Together their authors — both recognised and new — explore an array of literary forms and techniques, from those working in a traditional vein to those who aim to move the walls of fiction.
So have a look at the list, place your bets, and we’ll be here to announce the short list to you when it’s released on September 13!
We’re a little late on this news, dear readers, for which please accept our humble apologies. However, we are still thrilled and delighted to offer some big Free For All congratulations to David Grossman and Jessica Cohen for the novel A Horse Walks Into a Bar!
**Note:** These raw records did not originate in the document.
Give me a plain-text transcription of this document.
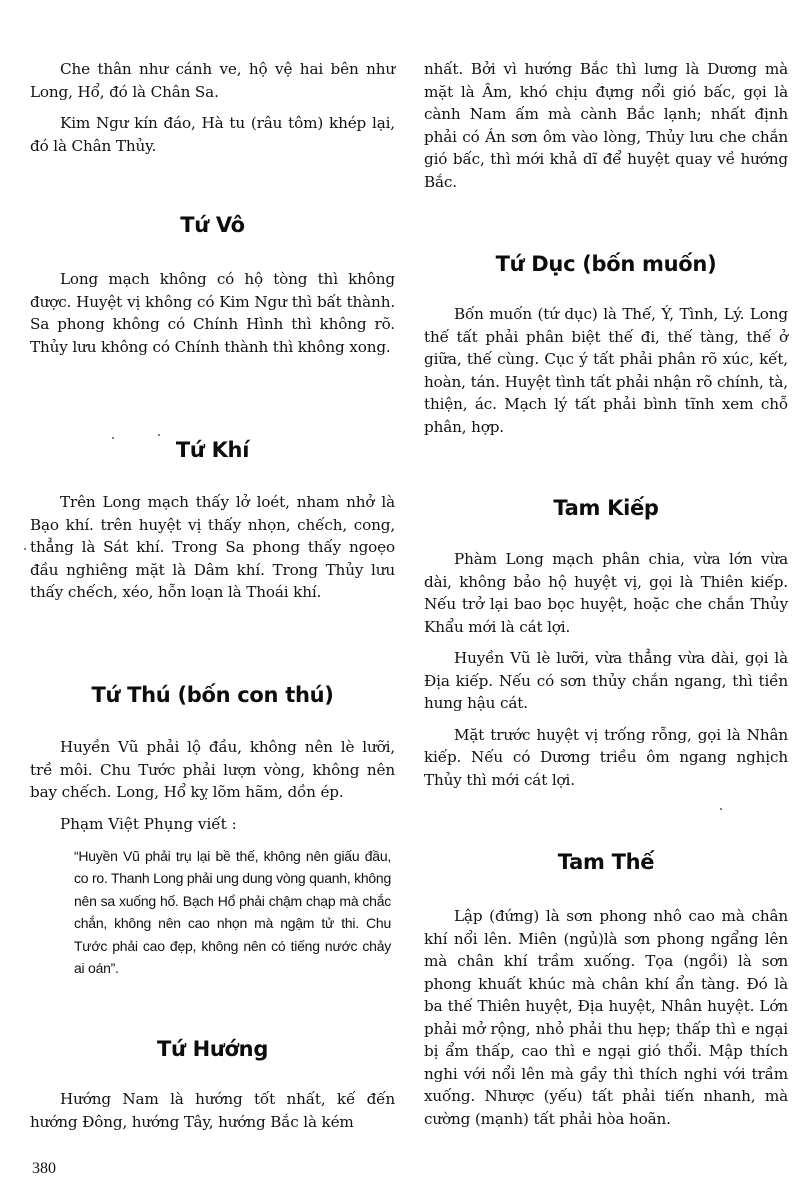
Che thân như cánh ve, hộ vệ hai bên như Long, Hổ, đó là Chân Sa.

Kim Ngư kín đáo, Hà tu (râu tôm) khép lại, đó là Chân Thủy.

Tứ Vô

Long mạch không có hộ tòng thì không được. Huyệt vị không có Kim Ngư thì bất thành. Sa phong không có Chính Hình thì không rõ. Thủy lưu không có Chính thành thì không xong.

Tứ Khí

Trên Long mạch thấy lở loét, nham nhở là Bạo khí. trên huyệt vị thấy nhọn, chếch, cong, thẳng là Sát khí. Trong Sa phong thấy ngoẹo đầu nghiêng mặt là Dâm khí. Trong Thủy lưu thấy chếch, xéo, hỗn loạn là Thoái khí.

Tứ Thú (bốn con thú)

Huyền Vũ phải lộ đầu, không nên lè lưỡi, trề môi. Chu Tước phải lượn vòng, không nên bay chếch. Long, Hổ kỵ lõm hãm, dồn ép.

Phạm Việt Phụng viết :

“Huyền Vũ phải trụ lại bề thế, không nên giấu đầu, co ro. Thanh Long phải ung dung vòng quanh, không nên sa xuống hố. Bạch Hổ phải chậm chạp mà chắc chắn, không nên cao nhọn mà ngậm tử thi. Chu Tước phải cao đẹp, không nên có tiếng nước chảy ai oán”.

Tứ Hướng

Hướng Nam là hướng tốt nhất, kế đến hướng Đông, hướng Tây, hướng Bắc là kém

nhất. Bởi vì hướng Bắc thì lưng là Dương mà mặt là Âm, khó chịu đựng nổi gió bấc, gọi là cành Nam ấm mà cành Bắc lạnh; nhất định phải có Án sơn ôm vào lòng, Thủy lưu che chắn gió bấc, thì mới khả dĩ để huyệt quay về hướng Bắc.

Tứ Dục (bốn muốn)

Bốn muốn (tứ dục) là Thế, Ý, Tình, Lý. Long thế tất phải phân biệt thế đi, thế tàng, thế ở giữa, thế cùng. Cục ý tất phải phân rõ xúc, kết, hoàn, tán. Huyệt tình tất phải nhận rõ chính, tà, thiện, ác. Mạch lý tất phải bình tĩnh xem chỗ phân, hợp.

Tam Kiếp

Phàm Long mạch phân chia, vừa lớn vừa dài, không bảo hộ huyệt vị, gọi là Thiên kiếp. Nếu trở lại bao bọc huyệt, hoặc che chắn Thủy Khẩu mới là cát lợi.

Huyền Vũ lè lưỡi, vừa thẳng vừa dài, gọi là Địa kiếp. Nếu có sơn thủy chắn ngang, thì tiền hung hậu cát.

Mặt trước huyệt vị trống rỗng, gọi là Nhân kiếp. Nếu có Dương triều ôm ngang nghịch Thủy thì mới cát lợi.

Tam Thế

Lập (đứng) là sơn phong nhô cao mà chân khí nổi lên. Miên (ngủ)là sơn phong ngẩng lên mà chân khí trầm xuống. Tọa (ngồi) là sơn phong khuất khúc mà chân khí ẩn tàng. Đó là ba thế Thiên huyệt, Địa huyệt, Nhân huyệt. Lớn phải mở rộng, nhỏ phải thu hẹp; thấp thì e ngại bị ẩm thấp, cao thì e ngại gió thổi. Mập thích nghi với nổi lên mà gầy thì thích nghi với trầm xuống. Nhược (yếu) tất phải tiến nhanh, mà cường (mạnh) tất phải hòa hoãn.

380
Description: The setting is a comedy club in a small Israeli town. An audience that has come expecting an evening of amusement instead sees a comedian falling apart on stage; an act of disintegration, a man crumbling before their eyes as a matter of choice. They could get up and leave, or boo and whistle and drive him from the stage, if they were not so drawn to glimpse his personal hell.
Dovale Gee, a veteran stand-up comic – charming, erratic, repellent – exposes a wound he has been living with for years: a fateful and gruesome choice he had to make between the two people who were dearest to him.
The Guardian quoted the chair of judges of the award, who said of Grossman’s work:
“David Grossman has attempted an ambitious high-wire act of a novel, and he’s pulled it off spectacularly…A Horse Walks into a Barshines a spotlight on the effects of grief, without any hint of sentimentality. The central character is challenging and flawed, but completely compelling. We were bowled over by Grossman’s willingness to take emotional as well as stylistic risks: every sentence counts, every word matters in this supreme example of the writer’s craft.”
Grossman shares the award with his translator, Jessica Cohen. The New York Times did an interview with Cohen and Grossman just after the prize was announced at the V&A Museum in London, and discussed the process of finding a translator, and the incredibly laborious, loving effort that goes into translating a work–and often, the un-translatable nature of humor:
“A Horse Walks Into a Bar” obviously raises a particular question of how to translate jokes. Are there any examples of jokes you weren’t able to translate?
COHEN There were a few examples of jokes — not so much because of pacing or sound but because of cultural knowledge a non-Israeli reader wouldn’t have — that just weren’t going to work in English. Obviously if you have to explain something, it’s not funny. There were some cases like that where I managed to come up with a kind of equivalent. Some things we just had to drop.